Ghana’s about-50 universities (public and private) are still not enough to take in the students who are churned out every year from Senior High Schools. On the contrary, South Korea, with a population that is twice that of Ghana’s, has eight times as many universities.

This, Dr. Awuah said, is woefully inadequate. “I think there are certain areas that the government should not be so eager to tax: education and health. This is pretty standard in the world. The successful economies of the world have done this very well. If Ghana wants to be successful, we have to follow models of the successful countries,” he said.

“I think if an entity decides they are going to be for profit -- which means they have shareholders and investors and they make a commitment that when they make profit they distribute it to their shareholders -- yes, absolutely, they should pay tax.

“But if somebody does a non-profit hospital -- for example the church mission hospitals -- they make a surplus but because they are non-profit, they are bound by regulation that the money goes back into the hospital. Then that should be a non-tax entity.”

Dr. Awuah said with the right incentives the private sector can help bring about quality education in Ghana. In South Korea, according to him, when individuals and institutions started establishing schools in the 1950s, the government gave subsidies to private universities to get them started.

The United States also created Land-Grant Universities, whereby the government donated land to start both public and private universities. In Ghana, however, a new debate has started over attempts to tax private universities, which many see as a counter-productive policy given Ghana’s dire need for more higher-education opportunities.

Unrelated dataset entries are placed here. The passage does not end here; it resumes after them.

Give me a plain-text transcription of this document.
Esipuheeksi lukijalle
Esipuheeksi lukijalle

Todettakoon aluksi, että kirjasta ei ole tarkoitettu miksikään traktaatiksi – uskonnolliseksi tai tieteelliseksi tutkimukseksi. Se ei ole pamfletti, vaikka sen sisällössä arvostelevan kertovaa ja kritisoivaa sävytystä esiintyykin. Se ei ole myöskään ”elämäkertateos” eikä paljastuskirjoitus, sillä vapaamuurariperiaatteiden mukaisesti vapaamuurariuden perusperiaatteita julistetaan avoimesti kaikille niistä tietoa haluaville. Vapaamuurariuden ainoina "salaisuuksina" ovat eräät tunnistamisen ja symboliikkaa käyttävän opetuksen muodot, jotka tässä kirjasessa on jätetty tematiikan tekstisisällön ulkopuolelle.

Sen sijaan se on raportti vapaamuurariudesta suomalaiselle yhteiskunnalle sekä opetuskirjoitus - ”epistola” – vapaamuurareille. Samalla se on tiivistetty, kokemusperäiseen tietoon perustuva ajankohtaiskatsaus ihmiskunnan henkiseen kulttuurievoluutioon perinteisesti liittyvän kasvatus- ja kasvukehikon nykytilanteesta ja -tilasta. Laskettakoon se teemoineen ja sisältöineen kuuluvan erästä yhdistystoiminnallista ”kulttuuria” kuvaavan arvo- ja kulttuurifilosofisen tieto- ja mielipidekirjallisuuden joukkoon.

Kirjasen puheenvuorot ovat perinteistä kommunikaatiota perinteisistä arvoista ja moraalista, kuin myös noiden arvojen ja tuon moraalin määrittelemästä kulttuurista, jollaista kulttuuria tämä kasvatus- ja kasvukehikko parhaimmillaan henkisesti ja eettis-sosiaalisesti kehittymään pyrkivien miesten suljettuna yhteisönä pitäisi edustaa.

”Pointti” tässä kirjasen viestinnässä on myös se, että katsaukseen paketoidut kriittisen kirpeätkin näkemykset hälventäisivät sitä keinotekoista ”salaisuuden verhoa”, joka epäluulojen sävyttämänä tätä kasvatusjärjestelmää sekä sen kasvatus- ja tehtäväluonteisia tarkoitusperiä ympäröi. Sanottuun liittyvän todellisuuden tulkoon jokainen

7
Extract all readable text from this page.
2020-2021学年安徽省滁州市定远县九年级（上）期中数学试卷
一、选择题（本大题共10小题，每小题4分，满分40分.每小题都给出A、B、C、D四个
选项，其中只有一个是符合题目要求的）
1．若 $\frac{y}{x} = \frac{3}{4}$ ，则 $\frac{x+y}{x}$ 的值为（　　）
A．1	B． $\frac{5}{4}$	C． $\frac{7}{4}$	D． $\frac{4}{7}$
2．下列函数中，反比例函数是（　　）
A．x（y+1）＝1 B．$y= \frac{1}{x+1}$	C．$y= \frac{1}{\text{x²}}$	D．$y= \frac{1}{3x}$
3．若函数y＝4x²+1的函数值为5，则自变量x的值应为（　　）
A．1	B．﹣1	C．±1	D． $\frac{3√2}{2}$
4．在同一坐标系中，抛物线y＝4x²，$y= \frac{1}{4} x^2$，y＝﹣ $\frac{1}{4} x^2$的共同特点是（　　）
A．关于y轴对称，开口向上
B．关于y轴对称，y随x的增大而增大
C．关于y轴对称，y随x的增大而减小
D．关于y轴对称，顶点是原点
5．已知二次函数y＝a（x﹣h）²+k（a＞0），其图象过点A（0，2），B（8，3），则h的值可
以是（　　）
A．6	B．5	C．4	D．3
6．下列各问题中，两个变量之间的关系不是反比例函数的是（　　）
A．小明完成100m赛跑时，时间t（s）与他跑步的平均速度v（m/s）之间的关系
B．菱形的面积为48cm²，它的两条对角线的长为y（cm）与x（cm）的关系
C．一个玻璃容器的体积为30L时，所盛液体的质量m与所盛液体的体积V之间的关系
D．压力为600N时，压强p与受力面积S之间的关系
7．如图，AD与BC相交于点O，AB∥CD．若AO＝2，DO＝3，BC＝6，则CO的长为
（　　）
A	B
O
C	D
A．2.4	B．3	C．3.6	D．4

“The long-term view is we need to build a higher-education system that matches the best in the world. If you look at South Korea today, a country with a population of 50 million people, they have about 400 universities. Ghana has 25 million people and we have fewer than 50 universities.

“So we have a long way to go. If we are to rival South Korea, we should have about 200 universities. The government needs to understand that they need all the help they can get,” said Dr. Awuah, who previously worked with software giant Microsoft in the US.

“We need to get private universities that are bringing in their own resources and making big investments and educating students. We need to have a system in which there is space for non-profit private universities that commit to ploughing back any surpluses into education -- like granting scholarships and others.”

Dr. Awuah, who founded Ashesi University to deepen liberal arts education in Ghana, said he would not have started his project if non-profit universities were taxable. “So, if they make this policy, there are people thinking of setting up non-profit universities who will step back,” he said.